Salmon Risotto Recipe

salmon risotto recipe

Here’s an easy recipe that doesn’t require too many ingredients and yields a pretty large amount of food. It’s a solid choice if you are hosting a dinner party or contributing to a potluck party. Because the risotto takes time to prepare, alot plenty of time for this dish.

Salmon Risotto Recipe
1.5 lbs of fresh Salmon cut into 1 inch strips
1.5-2 cups of risotto aborio rice
4 cups of chicken broth
6 cups of cleaned young spinach leaves
1 cup of frozen peas
1 medium sized yellow onion diced
1-2 teaspoons of lemon zest
2 tblspoons of butter
olive oil
salt, pepper

Prepare your chicken broth in a small saucepan and heat till boils, then bring down to a simmer and leave it on the range. Meanwhile, clean salmon strips under cold water, pat dry and season with salt and pepper. Pour a bit of olive oil into a pan and quickly fry the salmon for about 3 mins (it won’t be entirely cooked). Remove salmon and set aside. Add the butter to the pan and the diced onions. Cook onions on medium heat till translucent. Add the aborio risotto rice. Stir for 3-4 mins till rice absorbs the oil and butter and appears slightly translucent. Add 1/2 cup of the chicken broth and stir into the rice. Allow it to completely soak up the broth while stirring and then repeat with another 1/2 cup of broth. The trick is to wait till the broth is absorbed before adding more.
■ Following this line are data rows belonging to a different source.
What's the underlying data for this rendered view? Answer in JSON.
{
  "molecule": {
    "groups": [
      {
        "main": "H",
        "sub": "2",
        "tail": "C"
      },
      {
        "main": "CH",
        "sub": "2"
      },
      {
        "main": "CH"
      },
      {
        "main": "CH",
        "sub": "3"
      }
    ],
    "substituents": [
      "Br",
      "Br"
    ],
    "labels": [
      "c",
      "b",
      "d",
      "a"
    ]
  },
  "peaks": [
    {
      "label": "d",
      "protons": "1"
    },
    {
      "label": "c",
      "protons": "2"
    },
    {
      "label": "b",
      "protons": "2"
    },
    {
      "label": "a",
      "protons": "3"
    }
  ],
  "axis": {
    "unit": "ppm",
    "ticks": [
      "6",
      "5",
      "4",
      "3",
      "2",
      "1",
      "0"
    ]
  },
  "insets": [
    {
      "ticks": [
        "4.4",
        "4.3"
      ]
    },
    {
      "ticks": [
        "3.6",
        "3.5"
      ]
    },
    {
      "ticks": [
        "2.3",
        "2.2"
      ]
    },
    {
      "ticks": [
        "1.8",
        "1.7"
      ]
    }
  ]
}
If you add too much and rush it, the rice will become a sticky mush (not good). Pull up a stool, crack open a beer and take your time as you cook the risotto. It’ll take a good 20-30 mins in front of the stove. Upon the last addition of the broth, add the spinach, lemon zest and peas. At the very end add the salmon. Season with salt and pepper and serve immediately. Enjoy!